She’s a Bobby Dazzler our Gladys:
Treasurer Josh Frydenberg and backbencher Gladys Liu have conceded that controversial Chinese-language signs they put up at voting booths on the day of the federal election had the wrong translations.
In filings made in the Federal Court on Wednesday, Mr Frydenberg and Ms Liu said that the signs “intended the following translation: to make your vote count, put a one next to the Liberal Party candidate”, but the signs, which were in Australian Electoral Commission colours, told voters that “the correct voting method” was to put a one next to the Liberal candidate.
…Ms Liu’s tight election win is being challenged by a voter in the seat of Chisholm, Vanessa Garbett, who has previously been involved in the union movement.
Had 546 voters cast their ballot for Labor instead of Ms Liu she would not have won the seat, AEC results show.
About 20 per cent of the people living in the electorate where the Chinese-language signs appeared spoke either Mandarin or Cantonese at home, according to the 2016 Census.
Still more lies at SBS:
The Chinese-language signs bore a resemblance to the Australian Electoral Commission’s official colours of purple and white, had no Liberal identification and did not refer to Liberal candidates by name or policies.

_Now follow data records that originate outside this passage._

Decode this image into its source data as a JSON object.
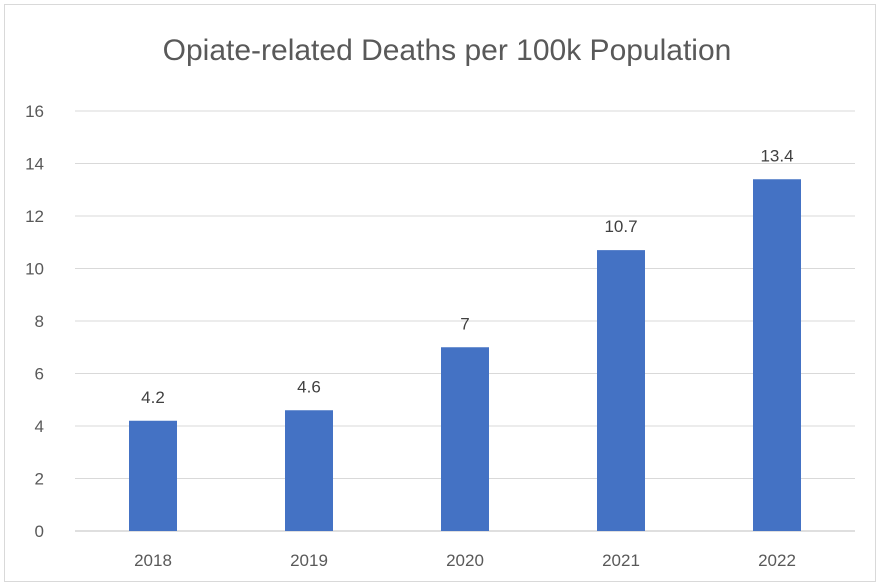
{
  "chart_data": {
    "type": "bar",
    "title": "Opiate-related Deaths per 100k Population",
    "categories": [
      "2018",
      "2019",
      "2020",
      "2021",
      "2022"
    ],
    "values": [
      4.2,
      4.6,
      7,
      10.7,
      13.4
    ],
    "data_labels": [
      "4.2",
      "4.6",
      "7",
      "10.7",
      "13.4"
    ],
    "xlabel": "",
    "ylabel": "",
    "ylim": [
      0,
      16
    ],
    "yticks": [
      0,
      2,
      4,
      6,
      8,
      10,
      12,
      14,
      16
    ],
    "grid": true,
    "legend": "none",
    "bar_color": "#4472c4"
  }
}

But according to The Guardian, the two MPs challenged the idea that it was “the same colour scheme” instead saying it was “similar”.
“Other parties have used purple and white signs on polling booths,” the defence reportedly said.
The pair allegedly contended that the Liberal Party’s acting Victorian director Simon Frost “did not set out to mislead any voter” with the signs.
“Rather, Mr Frost sought to explain to voters who could read Chinese and who were considering voting for the Liberal party how to do so in a valid way, and also to encourage voters who had not yet made up their mind to vote for the Liberal party.”
By-elections for both, please. Let’s test how much the denizens of Chisholm really want to be represented by a “double agent”.